Lamentablemente, no había nadie más presente excepto el gato blanco.
El gato blanco, carente de emociones humanas, seguía maullando incesantemente y seguía a Yang Xiao, continuando acariciando su tobillo.
Como había dicho Yang Xiao, estaba actuando con cariño, buscando el perdón de Yang Xiao.
Aunque el hombre y el gato no podían entender el lenguaje del otro, claramente captaron el significado general de lo que cada uno intentaba transmitir.
Por supuesto, cuando se trataba de asuntos más complejos, seguía habiendo una barrera en su comunicación.
Esta vez, Yang Xiao se quedó quieto, simplemente mirando fijamente al gato blanco a sus pies.
El gato blanco era solo un animal, y él, como humano, no debería seguir molesto con él, no era necesario.
—Te dije, no seas lindo conmigo, ¡es inútil!
¡Tienes que explicar claramente dónde has estado estos últimos dos días!

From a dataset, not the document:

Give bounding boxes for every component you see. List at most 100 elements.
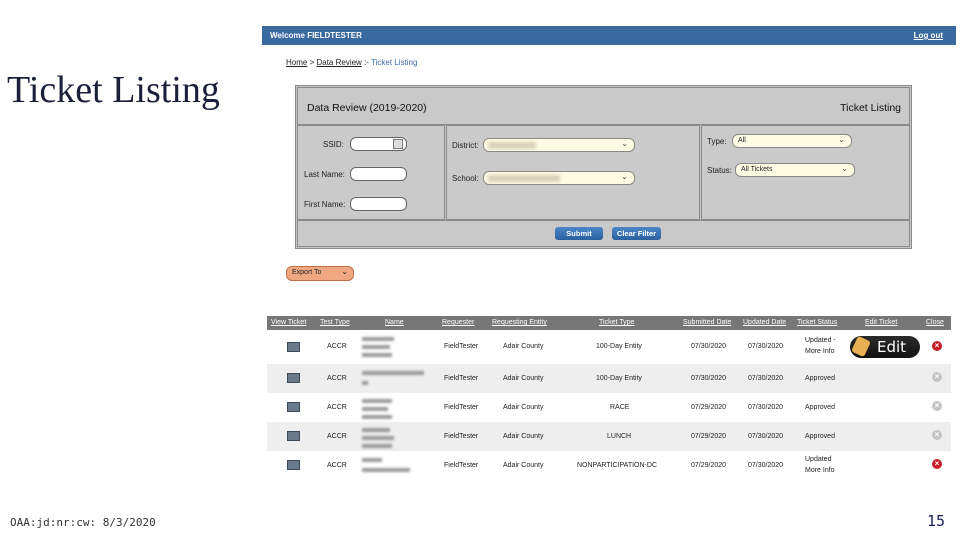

—Yang Xiao interrogó al gato blanco como si interrogara a un prisionero.
Tenía que hacer esto, el gato blanco era un ser especial, no cualquier gato ordinario.
Al oír esto, el gato blanco seguía maullando.
Parecía estar respondiendo las preguntas de Yang Xiao, pero Yang Xiao no podía entender nada.
Esto era evidente por el ceño fruncido en el rostro de Yang Xiao.
—Por favor, mantenlo simple; sabes que no compartimos un idioma.
¡Si hablas demasiado complejo, no entenderé!
—Yang Xiao sacudió la cabeza mientras hablaba con el gato blanco.